Burze są możliwe także w centrum i na północnym wschodzie kraju, ale, jak podał synoptyk IMGW, będą zdecydowanie słabsze i prawdopodobieństwo ich wystąpienia jest mniejsze.

W nocy z czwartku na piątek burze, te najsilniejsze, nawet z gradem, prognozowane są dla południowo-wschodniej części kraju, dla województw: lubelskiego, świętokrzyskiego, małopolskiego i podkarpackiego. Tam może spaść jeszcze do 20 l/ m kw. Porywy wiatru początkowo mogą osiągać do 80 km/h - powiedział Walczak, przypominając, że w tej części Polski ostrzeżenia przed burzami z gradem obowiązują do godz. 2 w nocy.

Gdzie jest burza?

Na mapach można sprawdzić, gdzie aktualnie są burze.

Mapy pokazują też, gdzie aktualnie pada.

Jaka pogoda w kolejne dni długiego weekendu?

Piątek zapowiada się chłodny, będzie więcej chmur i przelotne opady deszczu. "Na wschodzie Polski początkowo możliwe burze. Temperatura od 17 st. C nad morzem do 21-23 stopni na pozostałym obszarze. Umiarkowany, chwilami porywisty wiatr będzie potęgował uczucie chłodu" - przekazał w komunikacie IMGW.

W sobotę pogodne niebo. Słaby deszcz może pojawić się jedynie na krańcach wschodnich.
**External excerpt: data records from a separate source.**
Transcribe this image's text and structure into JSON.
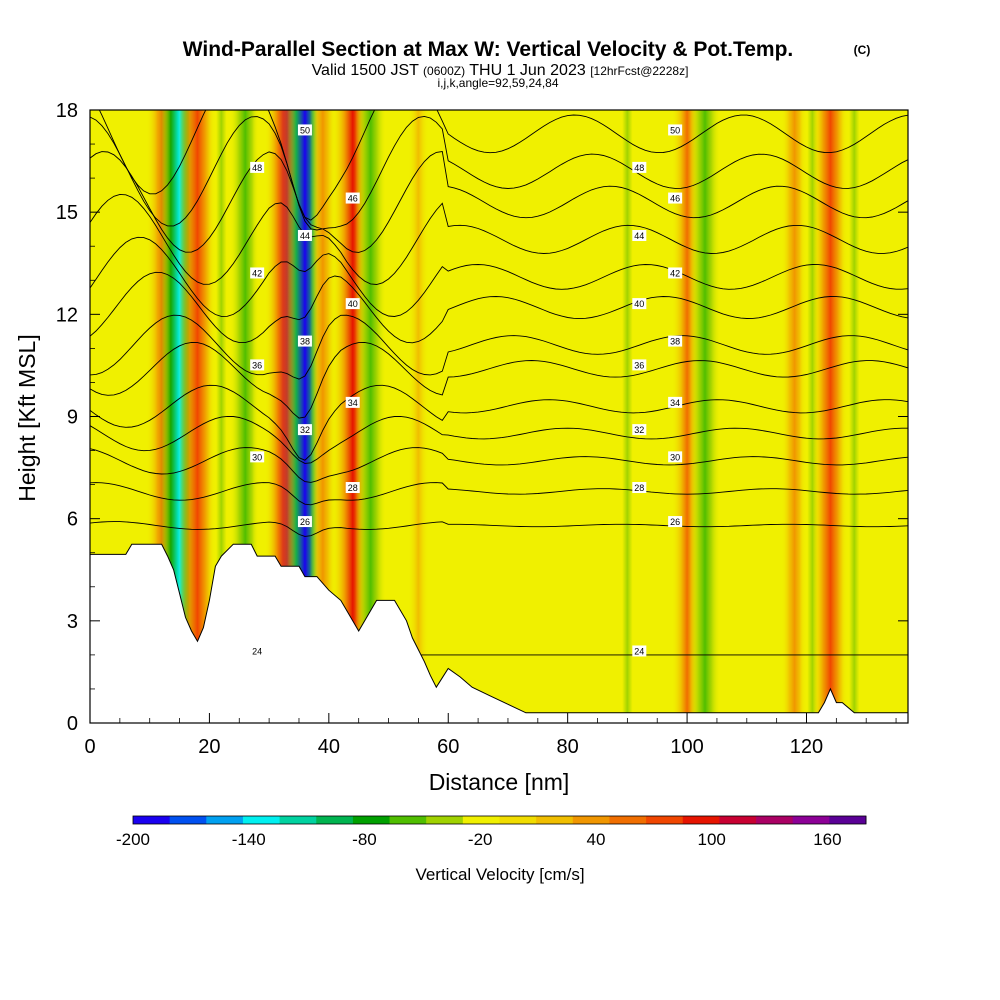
{
  "chart_data": {
    "type": "heatmap",
    "title": "Wind-Parallel Section at Max W: Vertical Velocity & Pot.Temp.",
    "copyright_mark": "(C)",
    "subtitle_parts": [
      "Valid 1500 JST ",
      "(0600Z)",
      " THU 1 Jun 2023 ",
      "[12hrFcst@2228z]"
    ],
    "subtitle_line2": "i,j,k,angle=92,59,24,84",
    "xlabel": "Distance [nm]",
    "ylabel": "Height [Kft MSL]",
    "xlim": [
      0,
      137
    ],
    "ylim": [
      0,
      18
    ],
    "x_ticks": [
      "0",
      "20",
      "40",
      "60",
      "80",
      "100",
      "120"
    ],
    "y_ticks": [
      "0",
      "3",
      "6",
      "9",
      "12",
      "15",
      "18"
    ],
    "colorbar": {
      "label": "Vertical Velocity [cm/s]",
      "min": -200,
      "max": 180,
      "step": 20,
      "tick_labels": [
        "-200",
        "-140",
        "-80",
        "-20",
        "40",
        "100",
        "160"
      ],
      "colors": [
        "#1a00f0",
        "#0050f0",
        "#00a0f0",
        "#00f0f0",
        "#00d2a0",
        "#00b450",
        "#00a000",
        "#50be00",
        "#a0d200",
        "#f0f000",
        "#f0dc00",
        "#f0be00",
        "#f09600",
        "#f06e00",
        "#f04600",
        "#e61400",
        "#c80032",
        "#aa0064",
        "#8c0096",
        "#5a0096"
      ]
    },
    "vertical_velocity_columns": [
      {
        "x": 8,
        "w": -20
      },
      {
        "x": 12,
        "w": 60
      },
      {
        "x": 15,
        "w": -140
      },
      {
        "x": 18,
        "w": 90
      },
      {
        "x": 22,
        "w": -40
      },
      {
        "x": 26,
        "w": -60
      },
      {
        "x": 29,
        "w": -20
      },
      {
        "x": 33,
        "w": 120
      },
      {
        "x": 36,
        "w": -200
      },
      {
        "x": 39,
        "w": 40
      },
      {
        "x": 44,
        "w": 100
      },
      {
        "x": 47,
        "w": -60
      },
      {
        "x": 55,
        "w": 20
      },
      {
        "x": 90,
        "w": -40
      },
      {
        "x": 100,
        "w": 60
      },
      {
        "x": 103,
        "w": -60
      },
      {
        "x": 112,
        "w": -20
      },
      {
        "x": 118,
        "w": 40
      },
      {
        "x": 121,
        "w": -40
      },
      {
        "x": 124,
        "w": 80
      },
      {
        "x": 128,
        "w": -40
      }
    ],
    "theta_contours": [
      {
        "label": "24",
        "height_kft": 2.0
      },
      {
        "label": "26",
        "height_kft": 5.8
      },
      {
        "label": "28",
        "height_kft": 6.8
      },
      {
        "label": "30",
        "height_kft": 7.7
      },
      {
        "label": "32",
        "height_kft": 8.5
      },
      {
        "label": "34",
        "height_kft": 9.3
      },
      {
        "label": "36",
        "height_kft": 10.4
      },
      {
        "label": "38",
        "height_kft": 11.1
      },
      {
        "label": "40",
        "height_kft": 12.2
      },
      {
        "label": "42",
        "height_kft": 13.1
      },
      {
        "label": "44",
        "height_kft": 14.2
      },
      {
        "label": "46",
        "height_kft": 15.3
      },
      {
        "label": "48",
        "height_kft": 16.2
      },
      {
        "label": "50",
        "height_kft": 17.3
      }
    ],
    "terrain_kft": [
      [
        0,
        4.95
      ],
      [
        6,
        4.95
      ],
      [
        7,
        5.25
      ],
      [
        12,
        5.25
      ],
      [
        13,
        4.9
      ],
      [
        14,
        4.5
      ],
      [
        15,
        3.8
      ],
      [
        16,
        3.1
      ],
      [
        17,
        2.7
      ],
      [
        18,
        2.4
      ],
      [
        19,
        2.8
      ],
      [
        20,
        3.6
      ],
      [
        21,
        4.6
      ],
      [
        22,
        4.9
      ],
      [
        24,
        5.25
      ],
      [
        27,
        5.25
      ],
      [
        28,
        4.9
      ],
      [
        31,
        4.9
      ],
      [
        32,
        4.6
      ],
      [
        35,
        4.6
      ],
      [
        36,
        4.3
      ],
      [
        38,
        4.3
      ],
      [
        40,
        3.9
      ],
      [
        42,
        3.6
      ],
      [
        44,
        3.0
      ],
      [
        45,
        2.7
      ],
      [
        46,
        3.0
      ],
      [
        48,
        3.6
      ],
      [
        51,
        3.6
      ],
      [
        53,
        3.0
      ],
      [
        54,
        2.5
      ],
      [
        56,
        1.8
      ],
      [
        57,
        1.4
      ],
      [
        58,
        1.05
      ],
      [
        60,
        1.6
      ],
      [
        62,
        1.35
      ],
      [
        64,
        1.05
      ],
      [
        67,
        0.8
      ],
      [
        70,
        0.55
      ],
      [
        73,
        0.3
      ],
      [
        122,
        0.3
      ],
      [
        123,
        0.6
      ],
      [
        124,
        1.0
      ],
      [
        125,
        0.6
      ],
      [
        126,
        0.6
      ],
      [
        128,
        0.3
      ],
      [
        137,
        0.3
      ]
    ]
  }
}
Powietrze, które napłynie z zachodu Europy, będzie ciepłe zwrotnikowe. Spowoduje wzrost temperatury. Nad morzem i wschodzie kraju termometry wskażą od 24 do 26 st. C, natomiast na zachodzie i południowym zachodzie możliwe 30 stopni. Wiatr zachodni, jedynie nad morzem porywisty.

"Niedziela na przeważającym obszarze kraju będzie słoneczna i gorąca, z temperaturą maksymalną w centrum do 28 stopni Celsjusza, na południu nawet do 31 st. C" - zapowiada IMGW. Synoptycy zaznaczyli jednak, że od rana powoli od północy Polski na południe będzie się przemieszczał front atmosferyczny z opadami deszczu i burzami. To spowoduje, że na północy będzie znacznie chłodniej. W ciągu dnia temperatura wyniesie tam zaledwie 15-17 st. C.

W niedzielne popołudnie i wieczorem strefa opadów deszczu i burz obejmie obszar od Warmii przez Kujawy po Wielkopolskę i Ziemię Lubuską. "Burzom mogą towarzyszyć także opady gradu i porywisty wiatr" - wskazał IMGW.